Na comissão instituída para acompanhar os impactos causados pelo rompimento das barragens, 
estão deputados que receberam doações na última campanha eleitoral da Vale e da BHP 
Billinton (empresas que controlam a Samarco, responsável pelas barragens). O relator do 
Código Mineral, Leonardo Quintão (PMDB), é também financiado por mineradoras. Além disso, 
logo após o rompimento das barragens, ao invés de uma atitude para punir as empresas 
públicas e privadas responsáveis, o governo Dilma alterou o decreto nº 5.113, incluindo 
como desastre natural o “rompimento ou colapso de barragens”. Isso aponta mais uma vez o 
papel que a farsa eleitoral cumpre como legitimadora das misérias que assolam o povo.

Propaganda da exploração mineral do governo.

Os interesses dos projetos neodesenvolvimentistas do PT são os mesmos do capitalismo 
internacional: garantir lucro a custo de extinção de comunidades, exploração de 
trabalhadores, impactos socioambientais. O Governo de Minas Gerais (Fernando Pimentel/PT) 
é também responsável pela flexibilização do licenciamento ambiental para o funcionamento 
das barragens, assim como lucra com o gerenciamento dessas empresas, através da 
arrecadação do Fundo de Pensão e articulações do BNDES.

Organizar a autodefesa, a solidariedade e a greve geral contra os assassinos do povo!

Para mudar isso, são necessárias a auto-organização e resistência dos povos e comunidades 
atingidas pelos projetos extrativistas/neodesenvolvimentistas e o rompimento com a via 
eleitoreira e reformista! Para barrar os assassinatos no campo e na cidade, para impedir o 
avanço da política burguesa (Agenda Brasil, Novo Código da Mineração, Olimpíadas, Lei 
Antiterrorista, lei da terceirização, etc.) é necessário a união pela base e pela luta dos 
movimentos indígenas, estudantis, sindicais, comunitários, camponeses. Vivemos um momento 
decisivo de ataques profundos aos direitos do povo. Por outro lado se torna um momento 
fundamental para reorganizar a luta classista e combativa e retirar as massas da 
influência dos partidos oportunistas e governistas.

Lutar pela garantia de terra e moradia livres da mineração!

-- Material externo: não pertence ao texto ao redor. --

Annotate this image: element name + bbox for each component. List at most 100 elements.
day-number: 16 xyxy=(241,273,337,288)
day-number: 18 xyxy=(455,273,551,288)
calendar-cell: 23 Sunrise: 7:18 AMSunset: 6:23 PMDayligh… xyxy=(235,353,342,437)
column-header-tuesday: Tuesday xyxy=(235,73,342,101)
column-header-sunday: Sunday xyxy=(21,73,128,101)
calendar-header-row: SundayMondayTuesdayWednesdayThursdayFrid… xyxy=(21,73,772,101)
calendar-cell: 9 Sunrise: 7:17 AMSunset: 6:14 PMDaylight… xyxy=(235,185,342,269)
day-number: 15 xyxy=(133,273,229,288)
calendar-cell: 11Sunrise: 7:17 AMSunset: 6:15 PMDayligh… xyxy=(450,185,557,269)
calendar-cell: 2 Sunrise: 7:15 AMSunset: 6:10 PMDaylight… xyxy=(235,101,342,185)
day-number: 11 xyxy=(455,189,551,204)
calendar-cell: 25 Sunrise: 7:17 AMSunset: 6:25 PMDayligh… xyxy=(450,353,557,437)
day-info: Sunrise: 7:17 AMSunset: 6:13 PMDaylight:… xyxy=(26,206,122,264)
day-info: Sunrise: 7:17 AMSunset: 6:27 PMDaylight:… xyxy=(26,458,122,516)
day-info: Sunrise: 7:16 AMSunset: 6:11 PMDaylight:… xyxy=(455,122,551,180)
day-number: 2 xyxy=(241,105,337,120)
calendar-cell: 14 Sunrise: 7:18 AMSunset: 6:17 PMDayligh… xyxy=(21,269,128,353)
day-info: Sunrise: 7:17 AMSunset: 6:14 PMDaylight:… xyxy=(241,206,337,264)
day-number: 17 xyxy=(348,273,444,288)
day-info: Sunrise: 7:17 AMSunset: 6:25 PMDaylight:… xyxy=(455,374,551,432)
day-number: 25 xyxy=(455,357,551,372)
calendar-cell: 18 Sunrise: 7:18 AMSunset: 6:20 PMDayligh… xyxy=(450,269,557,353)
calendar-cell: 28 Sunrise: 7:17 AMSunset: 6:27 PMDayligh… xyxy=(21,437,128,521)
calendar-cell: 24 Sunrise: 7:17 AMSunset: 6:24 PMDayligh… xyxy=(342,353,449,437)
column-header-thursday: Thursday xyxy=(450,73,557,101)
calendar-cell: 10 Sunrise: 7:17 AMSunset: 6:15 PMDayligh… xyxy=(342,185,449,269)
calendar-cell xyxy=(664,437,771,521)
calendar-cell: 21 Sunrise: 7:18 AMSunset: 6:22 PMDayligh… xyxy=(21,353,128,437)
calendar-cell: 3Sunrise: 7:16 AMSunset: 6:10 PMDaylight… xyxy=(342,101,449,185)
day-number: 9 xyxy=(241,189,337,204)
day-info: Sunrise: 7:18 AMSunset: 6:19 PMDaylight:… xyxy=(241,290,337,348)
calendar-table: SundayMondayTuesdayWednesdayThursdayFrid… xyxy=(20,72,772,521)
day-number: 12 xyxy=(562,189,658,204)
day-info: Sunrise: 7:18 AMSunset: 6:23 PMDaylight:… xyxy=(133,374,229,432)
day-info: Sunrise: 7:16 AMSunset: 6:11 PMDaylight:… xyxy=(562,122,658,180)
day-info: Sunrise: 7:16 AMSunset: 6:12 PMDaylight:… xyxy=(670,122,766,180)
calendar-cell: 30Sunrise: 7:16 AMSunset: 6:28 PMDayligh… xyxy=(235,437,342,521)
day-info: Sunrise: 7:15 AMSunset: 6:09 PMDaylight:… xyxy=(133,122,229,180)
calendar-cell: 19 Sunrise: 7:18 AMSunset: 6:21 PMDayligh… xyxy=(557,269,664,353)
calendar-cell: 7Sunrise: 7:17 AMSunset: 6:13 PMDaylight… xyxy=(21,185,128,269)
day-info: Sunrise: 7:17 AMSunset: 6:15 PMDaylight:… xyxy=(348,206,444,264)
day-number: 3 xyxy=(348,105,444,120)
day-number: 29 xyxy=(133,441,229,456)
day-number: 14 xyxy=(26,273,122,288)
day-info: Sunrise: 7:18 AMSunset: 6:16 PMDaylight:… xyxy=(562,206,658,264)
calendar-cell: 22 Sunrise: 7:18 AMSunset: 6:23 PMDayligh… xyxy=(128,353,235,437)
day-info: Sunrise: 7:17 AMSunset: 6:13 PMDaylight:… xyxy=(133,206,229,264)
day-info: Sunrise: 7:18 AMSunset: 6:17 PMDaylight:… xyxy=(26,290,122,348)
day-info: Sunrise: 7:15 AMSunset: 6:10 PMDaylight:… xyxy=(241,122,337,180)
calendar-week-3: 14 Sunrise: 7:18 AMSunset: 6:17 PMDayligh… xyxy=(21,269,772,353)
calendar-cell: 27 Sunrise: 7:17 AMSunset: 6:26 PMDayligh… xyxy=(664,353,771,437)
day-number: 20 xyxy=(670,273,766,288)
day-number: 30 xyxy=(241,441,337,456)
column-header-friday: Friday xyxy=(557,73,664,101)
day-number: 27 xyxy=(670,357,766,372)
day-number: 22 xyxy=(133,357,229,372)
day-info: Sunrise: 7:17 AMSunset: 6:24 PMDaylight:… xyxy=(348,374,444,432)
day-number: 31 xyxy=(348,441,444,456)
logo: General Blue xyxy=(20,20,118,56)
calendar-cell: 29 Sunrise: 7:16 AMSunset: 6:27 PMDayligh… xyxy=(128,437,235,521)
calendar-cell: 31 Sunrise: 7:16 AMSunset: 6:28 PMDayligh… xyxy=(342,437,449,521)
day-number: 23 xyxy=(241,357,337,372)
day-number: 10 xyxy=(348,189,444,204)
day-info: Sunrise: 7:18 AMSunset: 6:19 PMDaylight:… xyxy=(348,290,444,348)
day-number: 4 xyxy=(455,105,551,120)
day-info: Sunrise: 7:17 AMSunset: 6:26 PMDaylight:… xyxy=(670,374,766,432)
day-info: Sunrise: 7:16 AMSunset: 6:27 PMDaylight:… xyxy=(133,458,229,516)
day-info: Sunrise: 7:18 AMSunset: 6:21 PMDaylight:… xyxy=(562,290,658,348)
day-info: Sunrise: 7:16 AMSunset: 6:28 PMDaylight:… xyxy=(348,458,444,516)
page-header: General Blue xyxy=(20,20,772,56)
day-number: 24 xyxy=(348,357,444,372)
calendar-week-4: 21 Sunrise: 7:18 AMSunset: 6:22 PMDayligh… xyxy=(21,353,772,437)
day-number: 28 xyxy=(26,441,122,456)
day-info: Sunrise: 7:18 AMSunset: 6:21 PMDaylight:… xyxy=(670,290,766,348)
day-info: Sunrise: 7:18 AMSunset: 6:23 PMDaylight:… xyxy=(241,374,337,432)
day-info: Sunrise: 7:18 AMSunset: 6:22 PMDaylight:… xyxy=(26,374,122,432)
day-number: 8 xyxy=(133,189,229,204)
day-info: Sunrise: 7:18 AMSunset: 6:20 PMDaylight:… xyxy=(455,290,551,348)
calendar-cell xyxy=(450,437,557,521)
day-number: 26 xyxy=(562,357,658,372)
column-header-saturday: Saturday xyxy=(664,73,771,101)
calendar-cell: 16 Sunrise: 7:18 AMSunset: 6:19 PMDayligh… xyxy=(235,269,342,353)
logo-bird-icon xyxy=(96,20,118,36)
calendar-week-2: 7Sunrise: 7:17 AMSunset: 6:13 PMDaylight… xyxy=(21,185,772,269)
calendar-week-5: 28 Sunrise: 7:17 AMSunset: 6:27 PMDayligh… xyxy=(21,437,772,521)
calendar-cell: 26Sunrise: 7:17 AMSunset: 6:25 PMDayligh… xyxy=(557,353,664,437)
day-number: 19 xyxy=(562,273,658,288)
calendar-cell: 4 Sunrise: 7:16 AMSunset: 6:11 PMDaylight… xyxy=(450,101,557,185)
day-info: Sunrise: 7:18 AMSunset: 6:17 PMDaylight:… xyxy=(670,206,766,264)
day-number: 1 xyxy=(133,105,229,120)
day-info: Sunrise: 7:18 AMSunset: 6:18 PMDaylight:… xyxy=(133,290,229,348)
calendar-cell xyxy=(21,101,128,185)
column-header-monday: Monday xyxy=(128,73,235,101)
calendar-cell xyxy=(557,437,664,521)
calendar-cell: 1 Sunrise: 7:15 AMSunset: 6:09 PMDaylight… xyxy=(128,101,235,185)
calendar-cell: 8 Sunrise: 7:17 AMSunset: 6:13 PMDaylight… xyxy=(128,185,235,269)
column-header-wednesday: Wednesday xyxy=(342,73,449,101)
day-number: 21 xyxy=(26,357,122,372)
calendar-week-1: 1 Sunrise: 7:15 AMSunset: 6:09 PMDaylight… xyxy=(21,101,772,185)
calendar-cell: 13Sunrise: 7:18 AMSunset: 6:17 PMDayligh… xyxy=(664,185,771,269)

Não esqueceremos, nem perdoaremos os culpados pelo rompimento das barragens de Mariana-MG!

Índios ocuparam trecho da Estrada de Ferro Vitória Minas (EFVM). Enquanto os movimentos 
sociais e sindicais governistas permanecem com ações insuficientes e/ou coniventes, os 
indígenas vem dando uma grande mostra de solidariedade e capacidade de luta contra os 
projetos neodesenvolvimentistas da burguesia nacional e internacional.